Personal information
- Full name: John Sebastian Heid
- Nickname: Yankee Clipper
- Born: June 26, 1924 New York, New York, United States
- Died: May 27, 1987 (aged 62) Bushkill, Pennsylvania, United States

Team information
- Discipline: Track; Road;
- Role: Rider

Amateur team
- Century Road Club

= Jack Heid =

American cyclist

Jack Heid (June 26, 1924 - May 27, 1987) was an American cyclist. He competed in the time trial and the sprint events at the 1948 Summer Olympics.

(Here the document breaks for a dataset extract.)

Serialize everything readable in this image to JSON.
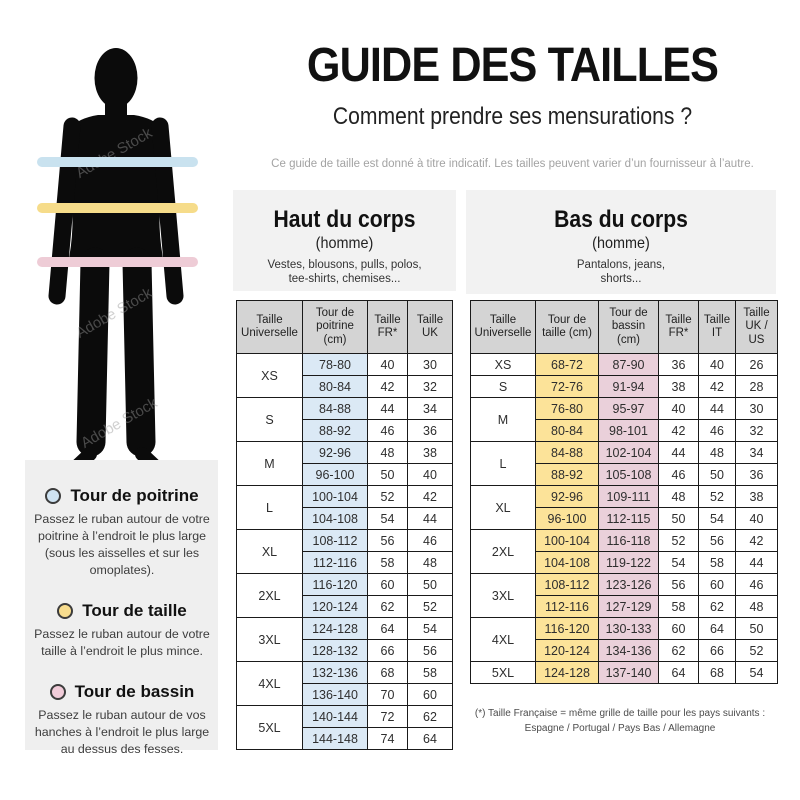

In 1948, Heid moved to Europe to compete in the Summer Olympics in London. He reached the quarterfinals in the sprint and finished seventh in the 1000-meter time trial. The following year, he finished third in the amateur sprint at the UCI Track World Championships. He was coached by Jackie Simes, with whom he also competed in tandem races.

Heid was considered a pioneer of American cycling, as he was the first American cyclist to race in Europe after World War II. At first he remained an amateur and made a living selling contraband. In the early 1950s he turned professional and settled in England. At the 1950 UCI Track Cycling World Championships, he finished eighth in the sprint. That year, he married a Belgian woman and originally wanted to take Belgian citizenship. However, in 1951 he returned to the United States and competed in six-day races; in 1957 he finished third in Chicago with Mino De Rossi.

Heid and his wife resided in New Jersey, while owning a chalet in Pennsylvania. In 1987 he died in a fire in the chalet at the age of 62. In 1989, he was posthumously inducted into the United States Bicycling Hall of Fame.

Heid also competed on the road, winning the 1957 Tour of Somerville.